Os escravos formavam grupos articulados independentes de qualquer influência externa, movimentos orgânicos em busca de terras que constituíssem seu modo de vida autônomo e alternativo às grandes fazendas.

O abolicionismo não pode ser considerado porta-voz dos escravos, reivindicando liberdade. Eram representantes de um novo projeto de economia em expansão. Defensores de interesses da classe dominante e, até certo ponto, de uma classe média nascente. Não pensavam a possibilidade do desenvolvimento da sociedade brasileira sob o sistema de trabalho escravo. Representavam uma ideologia urbana, ligada ao capital industrial.

Apesar de dizer que a eliminação da escravidão colocaria fim a injustiça que martirizava o escravo, e de não considerar o negro como raça inferior, Joaquim Nabuco, por exemplo, um dos grandes representantes do abolicionismo, dizia que o término da escravidão era importante pois ela arruinava economicamente o país, impossibilitava seu progresso material, corrompia-lhe o caráter, desmoralizava os elementos constitutivos, rebaixava a política, impedia a imigração, desonrava o trabalho manual, retardava a aparição das indústrias promovia a bancarrota, desviava os capitais do seu curso natural, afastava as máquinas, excitava o ódio entre classes, produzia a ilusão de ordem, bem-estar e riqueza, a qual encobria a anarquia moral de miséria e destituição que de norte a sul margeavam o futuro.

Nota-se que ele não era a voz dos escravos, era porta-voz dos interesses mais urgentes de uma classe dominante afinada com as idéias que circulavam na Europa em contraposição aos senhores de escravos, vistos como o atraso da nação. O abolicionismo representava antagonismo dentro da classe dominante.

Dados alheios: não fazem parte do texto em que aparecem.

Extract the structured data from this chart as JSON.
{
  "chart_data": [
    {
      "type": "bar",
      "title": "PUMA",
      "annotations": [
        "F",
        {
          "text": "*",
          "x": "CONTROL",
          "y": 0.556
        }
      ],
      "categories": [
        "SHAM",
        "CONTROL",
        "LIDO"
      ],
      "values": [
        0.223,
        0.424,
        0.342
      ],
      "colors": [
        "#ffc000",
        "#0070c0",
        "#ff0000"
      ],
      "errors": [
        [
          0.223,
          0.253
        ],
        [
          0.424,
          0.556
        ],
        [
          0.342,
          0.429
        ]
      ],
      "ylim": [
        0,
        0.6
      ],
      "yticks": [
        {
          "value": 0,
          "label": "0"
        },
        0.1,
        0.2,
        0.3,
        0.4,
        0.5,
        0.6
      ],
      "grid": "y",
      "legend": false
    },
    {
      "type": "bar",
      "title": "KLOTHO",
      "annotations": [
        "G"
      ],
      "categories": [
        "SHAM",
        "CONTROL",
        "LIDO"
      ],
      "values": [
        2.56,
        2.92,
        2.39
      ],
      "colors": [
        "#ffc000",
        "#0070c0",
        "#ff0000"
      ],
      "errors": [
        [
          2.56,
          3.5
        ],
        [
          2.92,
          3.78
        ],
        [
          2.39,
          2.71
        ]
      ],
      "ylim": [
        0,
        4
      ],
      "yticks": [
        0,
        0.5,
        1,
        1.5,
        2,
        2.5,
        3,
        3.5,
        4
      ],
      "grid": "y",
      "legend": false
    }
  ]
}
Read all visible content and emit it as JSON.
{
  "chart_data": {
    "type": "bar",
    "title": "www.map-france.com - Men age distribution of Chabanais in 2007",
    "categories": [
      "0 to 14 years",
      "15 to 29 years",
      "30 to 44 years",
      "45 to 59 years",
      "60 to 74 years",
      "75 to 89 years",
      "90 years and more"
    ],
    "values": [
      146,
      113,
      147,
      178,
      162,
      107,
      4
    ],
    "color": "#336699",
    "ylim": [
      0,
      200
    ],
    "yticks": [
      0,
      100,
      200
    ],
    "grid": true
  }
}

Ao expressar o colapso das formas do capital mercantil, o abolicionismo é o porta-voz da nascente sociedade industrial, gerada pela extensa Revolução Industrial do século XIX. Ele visualiza um novo papel para o Brasil, como força complementar no industrialismo, na nova divisão de trabalho nascente.

Ali, naquela nova situação internacional, era preciso abrir os mercados das colônias e semi-colônias, introduzir lá os desempregados da Europa, assalariá-los e vender-lhes mercadorias. Acabava a acumulação primitiva. Nesse Novo Mundo, o fechamento e os monopólios da sociedade escravista tornavam-se odiosos. Era preciso varrê-los com a vassoura da Abolição, trazida de fora para dentro pelo movimento abolicionista.